Der Evaluationsbericht ist in weiten Teilen eine Farce, der einer kritischen Prüfung nicht standhalten kann. Bemerkenswert ist, dass die schwarzgrüne Landesregierung den vernichtenden Bericht des Landesrechnungshofes anscheinend nicht zum Bestandteil der Evaluation gemacht hat und weiter geheim halten will.“


 

Pressemitteilung, 16.02.2018

GRÜN wirkt? 
Lobhudelei der Grünen-Landtagsfraktion auf dem Feld der Klima- und Umweltpolitik ist mehr als unangebracht

 

Zur heutigen Pressekonferenz der Grünen-Landtagsfraktion zu den Themen ‚Klimaschutz, Umwelt und gutes Leben‘ erklärt Marjana Schott, umwelt- und verbraucherschutzpolitische Sprecherin der Fraktion DIE LINKE. im Hessischen Landtag:

„Es gibt zahlreiche Vertragsverletzungsverfahren gegen Deutschland infolge nicht eingehaltener Umweltgesetze. Bei ausnahmslos allen steht die schwarzgrüne Landesregierung in Hessen mit am Prangert.
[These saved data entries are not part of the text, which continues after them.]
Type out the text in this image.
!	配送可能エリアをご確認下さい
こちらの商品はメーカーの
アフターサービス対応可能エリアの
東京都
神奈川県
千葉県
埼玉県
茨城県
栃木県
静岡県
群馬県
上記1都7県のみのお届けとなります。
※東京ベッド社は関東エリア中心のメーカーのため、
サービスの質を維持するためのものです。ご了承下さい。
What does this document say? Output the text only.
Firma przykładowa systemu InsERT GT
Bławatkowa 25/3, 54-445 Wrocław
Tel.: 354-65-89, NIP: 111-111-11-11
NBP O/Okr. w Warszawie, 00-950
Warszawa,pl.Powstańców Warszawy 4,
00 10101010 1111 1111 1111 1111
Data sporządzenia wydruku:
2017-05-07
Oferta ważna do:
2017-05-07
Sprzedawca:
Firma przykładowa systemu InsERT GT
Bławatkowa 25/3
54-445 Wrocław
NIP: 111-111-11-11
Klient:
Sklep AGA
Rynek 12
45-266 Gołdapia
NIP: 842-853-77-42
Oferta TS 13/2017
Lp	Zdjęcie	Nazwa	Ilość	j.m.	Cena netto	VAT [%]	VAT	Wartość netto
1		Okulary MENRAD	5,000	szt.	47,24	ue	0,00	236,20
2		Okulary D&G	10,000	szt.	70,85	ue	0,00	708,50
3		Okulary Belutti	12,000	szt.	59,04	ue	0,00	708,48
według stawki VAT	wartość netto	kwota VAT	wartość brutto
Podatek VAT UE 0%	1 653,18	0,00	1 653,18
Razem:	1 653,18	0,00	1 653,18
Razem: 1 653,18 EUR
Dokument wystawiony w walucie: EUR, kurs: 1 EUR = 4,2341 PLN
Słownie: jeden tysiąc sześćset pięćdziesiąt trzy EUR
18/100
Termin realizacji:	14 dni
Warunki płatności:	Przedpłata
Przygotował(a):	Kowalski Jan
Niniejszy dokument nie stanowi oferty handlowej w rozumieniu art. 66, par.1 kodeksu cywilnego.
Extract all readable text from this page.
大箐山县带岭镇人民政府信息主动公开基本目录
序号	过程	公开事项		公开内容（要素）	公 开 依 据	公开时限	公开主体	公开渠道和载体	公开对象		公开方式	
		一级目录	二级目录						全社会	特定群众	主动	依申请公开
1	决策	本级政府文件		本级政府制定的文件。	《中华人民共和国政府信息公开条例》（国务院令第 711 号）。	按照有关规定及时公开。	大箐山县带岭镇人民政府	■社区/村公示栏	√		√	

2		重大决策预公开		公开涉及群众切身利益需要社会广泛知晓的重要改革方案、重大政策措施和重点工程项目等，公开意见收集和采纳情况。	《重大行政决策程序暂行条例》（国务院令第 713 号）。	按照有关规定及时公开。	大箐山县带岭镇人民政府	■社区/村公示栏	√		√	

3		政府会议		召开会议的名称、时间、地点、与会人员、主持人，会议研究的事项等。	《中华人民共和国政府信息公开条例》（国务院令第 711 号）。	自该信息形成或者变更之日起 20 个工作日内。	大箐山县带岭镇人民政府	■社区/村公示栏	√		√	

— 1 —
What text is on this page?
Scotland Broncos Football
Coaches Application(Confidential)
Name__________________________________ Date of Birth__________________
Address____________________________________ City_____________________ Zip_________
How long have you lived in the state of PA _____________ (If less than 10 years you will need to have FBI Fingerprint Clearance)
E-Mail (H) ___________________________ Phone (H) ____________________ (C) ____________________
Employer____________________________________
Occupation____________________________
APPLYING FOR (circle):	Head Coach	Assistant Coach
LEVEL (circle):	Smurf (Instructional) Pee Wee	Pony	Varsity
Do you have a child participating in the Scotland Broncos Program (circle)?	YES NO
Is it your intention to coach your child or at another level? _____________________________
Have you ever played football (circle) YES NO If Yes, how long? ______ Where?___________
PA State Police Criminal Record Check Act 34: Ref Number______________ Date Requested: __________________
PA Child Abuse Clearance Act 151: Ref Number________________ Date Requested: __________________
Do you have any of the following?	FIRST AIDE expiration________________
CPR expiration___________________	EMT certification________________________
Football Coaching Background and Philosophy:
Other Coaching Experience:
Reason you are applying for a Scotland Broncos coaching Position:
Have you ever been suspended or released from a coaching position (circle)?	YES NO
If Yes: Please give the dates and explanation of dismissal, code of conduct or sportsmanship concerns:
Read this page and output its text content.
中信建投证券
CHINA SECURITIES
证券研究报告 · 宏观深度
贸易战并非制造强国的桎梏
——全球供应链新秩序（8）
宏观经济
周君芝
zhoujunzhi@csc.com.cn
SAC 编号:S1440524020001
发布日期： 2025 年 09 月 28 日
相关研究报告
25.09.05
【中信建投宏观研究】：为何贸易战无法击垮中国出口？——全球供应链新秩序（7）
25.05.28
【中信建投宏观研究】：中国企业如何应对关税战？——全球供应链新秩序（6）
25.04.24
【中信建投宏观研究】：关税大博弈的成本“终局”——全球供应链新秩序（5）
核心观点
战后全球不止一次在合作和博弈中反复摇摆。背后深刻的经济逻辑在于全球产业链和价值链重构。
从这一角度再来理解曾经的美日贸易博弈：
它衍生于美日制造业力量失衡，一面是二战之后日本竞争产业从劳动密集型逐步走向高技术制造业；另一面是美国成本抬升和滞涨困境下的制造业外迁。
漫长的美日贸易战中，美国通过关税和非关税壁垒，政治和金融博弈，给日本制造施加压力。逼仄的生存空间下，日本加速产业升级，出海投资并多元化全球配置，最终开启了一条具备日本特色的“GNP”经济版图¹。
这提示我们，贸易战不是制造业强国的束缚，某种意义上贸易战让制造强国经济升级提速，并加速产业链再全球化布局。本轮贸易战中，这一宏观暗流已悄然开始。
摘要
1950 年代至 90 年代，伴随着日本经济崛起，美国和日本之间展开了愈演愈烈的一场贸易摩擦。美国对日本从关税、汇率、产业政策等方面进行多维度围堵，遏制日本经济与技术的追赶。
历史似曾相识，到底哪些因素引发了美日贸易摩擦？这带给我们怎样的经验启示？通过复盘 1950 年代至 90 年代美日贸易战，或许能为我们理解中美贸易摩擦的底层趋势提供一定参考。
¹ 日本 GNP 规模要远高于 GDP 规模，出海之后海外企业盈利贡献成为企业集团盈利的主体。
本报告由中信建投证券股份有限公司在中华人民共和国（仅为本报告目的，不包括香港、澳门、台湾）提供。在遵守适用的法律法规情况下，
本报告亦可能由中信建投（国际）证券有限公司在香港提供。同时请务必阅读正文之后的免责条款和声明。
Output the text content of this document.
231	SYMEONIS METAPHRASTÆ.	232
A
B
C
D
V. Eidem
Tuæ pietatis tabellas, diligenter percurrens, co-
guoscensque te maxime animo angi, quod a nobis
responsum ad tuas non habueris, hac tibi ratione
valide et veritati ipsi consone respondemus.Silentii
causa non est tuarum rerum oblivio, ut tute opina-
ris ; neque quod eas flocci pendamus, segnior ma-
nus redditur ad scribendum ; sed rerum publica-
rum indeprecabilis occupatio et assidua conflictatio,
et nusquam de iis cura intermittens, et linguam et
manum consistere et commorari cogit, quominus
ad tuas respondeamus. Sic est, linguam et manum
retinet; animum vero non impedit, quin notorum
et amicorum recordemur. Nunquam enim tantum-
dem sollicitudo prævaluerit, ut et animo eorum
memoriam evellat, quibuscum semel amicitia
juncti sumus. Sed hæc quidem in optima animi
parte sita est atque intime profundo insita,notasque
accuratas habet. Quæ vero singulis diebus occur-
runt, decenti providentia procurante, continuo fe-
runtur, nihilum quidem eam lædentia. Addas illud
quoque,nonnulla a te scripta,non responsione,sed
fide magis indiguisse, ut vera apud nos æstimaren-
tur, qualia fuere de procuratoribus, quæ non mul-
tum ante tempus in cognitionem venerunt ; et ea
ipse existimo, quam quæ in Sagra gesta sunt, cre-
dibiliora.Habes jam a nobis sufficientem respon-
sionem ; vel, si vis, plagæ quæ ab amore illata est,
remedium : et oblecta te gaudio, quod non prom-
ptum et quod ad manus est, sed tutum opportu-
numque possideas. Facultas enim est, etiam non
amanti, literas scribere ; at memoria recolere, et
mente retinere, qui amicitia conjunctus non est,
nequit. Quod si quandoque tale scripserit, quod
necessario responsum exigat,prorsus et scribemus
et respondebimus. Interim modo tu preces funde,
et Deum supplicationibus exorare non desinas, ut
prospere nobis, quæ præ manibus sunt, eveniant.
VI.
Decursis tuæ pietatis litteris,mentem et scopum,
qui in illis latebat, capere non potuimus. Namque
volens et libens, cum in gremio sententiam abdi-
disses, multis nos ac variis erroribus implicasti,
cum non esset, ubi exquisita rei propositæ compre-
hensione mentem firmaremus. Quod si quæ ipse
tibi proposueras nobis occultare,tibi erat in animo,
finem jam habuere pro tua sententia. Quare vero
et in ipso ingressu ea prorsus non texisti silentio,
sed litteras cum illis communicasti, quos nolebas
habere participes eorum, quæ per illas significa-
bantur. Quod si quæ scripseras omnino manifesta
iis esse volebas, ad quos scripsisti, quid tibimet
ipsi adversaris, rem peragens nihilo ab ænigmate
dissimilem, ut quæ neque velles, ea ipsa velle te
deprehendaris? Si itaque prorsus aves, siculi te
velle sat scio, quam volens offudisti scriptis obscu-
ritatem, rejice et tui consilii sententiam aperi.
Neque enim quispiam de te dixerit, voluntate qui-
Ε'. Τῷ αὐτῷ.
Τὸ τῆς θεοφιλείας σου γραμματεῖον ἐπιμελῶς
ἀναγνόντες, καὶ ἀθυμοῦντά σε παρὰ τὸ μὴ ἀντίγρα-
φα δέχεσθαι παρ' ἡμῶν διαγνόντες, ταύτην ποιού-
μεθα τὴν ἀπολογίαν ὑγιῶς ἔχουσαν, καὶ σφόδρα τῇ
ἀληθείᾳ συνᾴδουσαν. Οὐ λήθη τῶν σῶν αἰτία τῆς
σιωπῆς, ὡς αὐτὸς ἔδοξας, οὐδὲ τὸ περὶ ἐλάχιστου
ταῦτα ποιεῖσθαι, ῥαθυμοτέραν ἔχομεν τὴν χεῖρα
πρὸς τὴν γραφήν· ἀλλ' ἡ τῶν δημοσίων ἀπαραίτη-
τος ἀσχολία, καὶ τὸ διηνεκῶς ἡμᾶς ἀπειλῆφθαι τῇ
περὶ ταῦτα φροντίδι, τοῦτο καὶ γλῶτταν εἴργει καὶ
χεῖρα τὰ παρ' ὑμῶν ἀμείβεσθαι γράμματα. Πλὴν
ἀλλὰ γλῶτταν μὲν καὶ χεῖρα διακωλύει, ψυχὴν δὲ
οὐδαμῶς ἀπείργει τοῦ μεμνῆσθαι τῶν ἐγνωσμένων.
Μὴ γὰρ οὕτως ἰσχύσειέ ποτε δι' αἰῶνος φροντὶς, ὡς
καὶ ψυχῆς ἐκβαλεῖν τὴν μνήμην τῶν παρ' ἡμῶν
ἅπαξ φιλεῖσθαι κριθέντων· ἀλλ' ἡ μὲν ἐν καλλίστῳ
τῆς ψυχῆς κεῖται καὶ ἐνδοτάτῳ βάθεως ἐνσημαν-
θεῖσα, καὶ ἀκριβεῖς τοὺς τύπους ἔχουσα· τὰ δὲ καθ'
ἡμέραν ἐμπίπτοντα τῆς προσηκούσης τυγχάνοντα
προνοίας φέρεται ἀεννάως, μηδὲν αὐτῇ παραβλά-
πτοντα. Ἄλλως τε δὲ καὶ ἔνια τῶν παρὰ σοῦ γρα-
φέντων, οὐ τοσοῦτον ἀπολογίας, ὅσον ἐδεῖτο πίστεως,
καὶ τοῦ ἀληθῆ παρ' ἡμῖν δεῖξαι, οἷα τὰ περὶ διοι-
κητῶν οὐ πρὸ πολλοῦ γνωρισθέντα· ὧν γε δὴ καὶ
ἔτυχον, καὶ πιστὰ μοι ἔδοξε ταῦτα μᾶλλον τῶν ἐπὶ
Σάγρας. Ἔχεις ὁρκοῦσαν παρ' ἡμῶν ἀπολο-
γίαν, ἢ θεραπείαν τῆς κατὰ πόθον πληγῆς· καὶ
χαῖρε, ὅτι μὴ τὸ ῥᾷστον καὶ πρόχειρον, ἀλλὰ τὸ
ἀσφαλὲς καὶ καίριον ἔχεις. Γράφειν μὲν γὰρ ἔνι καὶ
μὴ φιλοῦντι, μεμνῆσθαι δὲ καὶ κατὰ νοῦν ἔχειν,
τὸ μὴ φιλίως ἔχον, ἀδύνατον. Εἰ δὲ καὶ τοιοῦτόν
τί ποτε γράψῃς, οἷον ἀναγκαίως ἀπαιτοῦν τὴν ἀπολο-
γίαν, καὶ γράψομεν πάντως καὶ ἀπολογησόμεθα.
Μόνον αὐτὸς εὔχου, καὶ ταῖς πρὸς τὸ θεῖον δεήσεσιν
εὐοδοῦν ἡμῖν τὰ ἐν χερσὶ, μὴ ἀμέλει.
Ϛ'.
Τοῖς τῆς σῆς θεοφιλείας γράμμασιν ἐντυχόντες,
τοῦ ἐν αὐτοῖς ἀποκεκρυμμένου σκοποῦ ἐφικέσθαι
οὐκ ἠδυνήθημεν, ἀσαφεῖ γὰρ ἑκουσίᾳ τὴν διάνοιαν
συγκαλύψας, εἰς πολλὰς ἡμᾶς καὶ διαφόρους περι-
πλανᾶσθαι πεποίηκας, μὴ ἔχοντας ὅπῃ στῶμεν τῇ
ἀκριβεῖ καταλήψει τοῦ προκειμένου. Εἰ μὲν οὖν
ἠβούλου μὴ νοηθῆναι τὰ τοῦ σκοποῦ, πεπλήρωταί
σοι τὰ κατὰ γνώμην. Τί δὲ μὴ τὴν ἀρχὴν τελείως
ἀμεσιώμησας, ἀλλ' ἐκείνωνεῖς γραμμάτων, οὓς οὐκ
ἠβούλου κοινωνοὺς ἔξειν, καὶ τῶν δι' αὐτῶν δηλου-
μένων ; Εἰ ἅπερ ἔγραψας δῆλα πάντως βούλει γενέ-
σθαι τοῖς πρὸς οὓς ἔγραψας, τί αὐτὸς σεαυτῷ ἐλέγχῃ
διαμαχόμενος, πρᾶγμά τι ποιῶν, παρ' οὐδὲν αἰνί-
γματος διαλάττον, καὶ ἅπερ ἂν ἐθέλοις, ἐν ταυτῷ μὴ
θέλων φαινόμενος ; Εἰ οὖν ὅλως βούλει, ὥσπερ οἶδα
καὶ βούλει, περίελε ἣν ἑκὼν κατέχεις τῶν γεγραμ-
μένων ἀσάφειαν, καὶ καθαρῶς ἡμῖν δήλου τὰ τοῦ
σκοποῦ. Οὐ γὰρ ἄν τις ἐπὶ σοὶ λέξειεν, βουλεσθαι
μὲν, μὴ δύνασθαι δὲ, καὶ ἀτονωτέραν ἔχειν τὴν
Vor diesem Hintergrund und auch angesichts einer insgesamt wenig erbaulichen Bilanz auf dem Feld der Klima- und Umweltpolitik nimmt die Fraktion der Grünen den Mund ganz schön voll.“

Zur ‚Wirkung‘ der Grünen im Hessischen Landtag eine kleine Auswahl:

• Mit dem schwarz-grünen Klimaschutzplan sind die Klimaschutzziele nicht zu erreichen. Die zugrundeliegende CO2-Bilanz ist nachweisliche schöngerechnet;
• auf landeseigenen Äckern darf weiterhin Glyphosat eingesetzt werden;
• der Ökolandbau wird für andere propagiert, ist auf landeseigenen Flächen aber kein Standard;
• die Stickoxidbelastung ist in wenigstens 18 hessischen Kommunen deutlich zu hoch;
• grüne Minister wehren sich gegen den Nulltarif als Maßnahme gegen zu hohe Stickoxidbelastungen;
• Das Artensterben in Hessen wird nicht aufgehalten, die Biodiversitätsstrategie grob missachtet;
• der CO2-Ausstoß steigt, die Verkehrswende ist komplett ausgefallen;
• der Frankfurter Flughafen wird für Billigflieger ausgebaut, um mehr Flugverkehr und damit Lärm und Schadstoffe zu generieren; 
• der Flächenverbrauch ist weiterhin viel zu hoch und wird so im Landesentwicklungsplan festgeschrieben, dass das Ziel einer Netto-Null-Versieglung bis 2030 nicht erreicht werden kann;
• die Energiewende stockt, der Zubau der Windenergie liegt viele Megawatt hinter der Zielformulierung zurück;
• Die Versalzung des Grundwassers wurde von der Grünen Umweltministerin rechtswidrig bis 2021 genehmigt und die Versalzung der Werra soll bis lange nach Ende der Kaliproduktion andauern.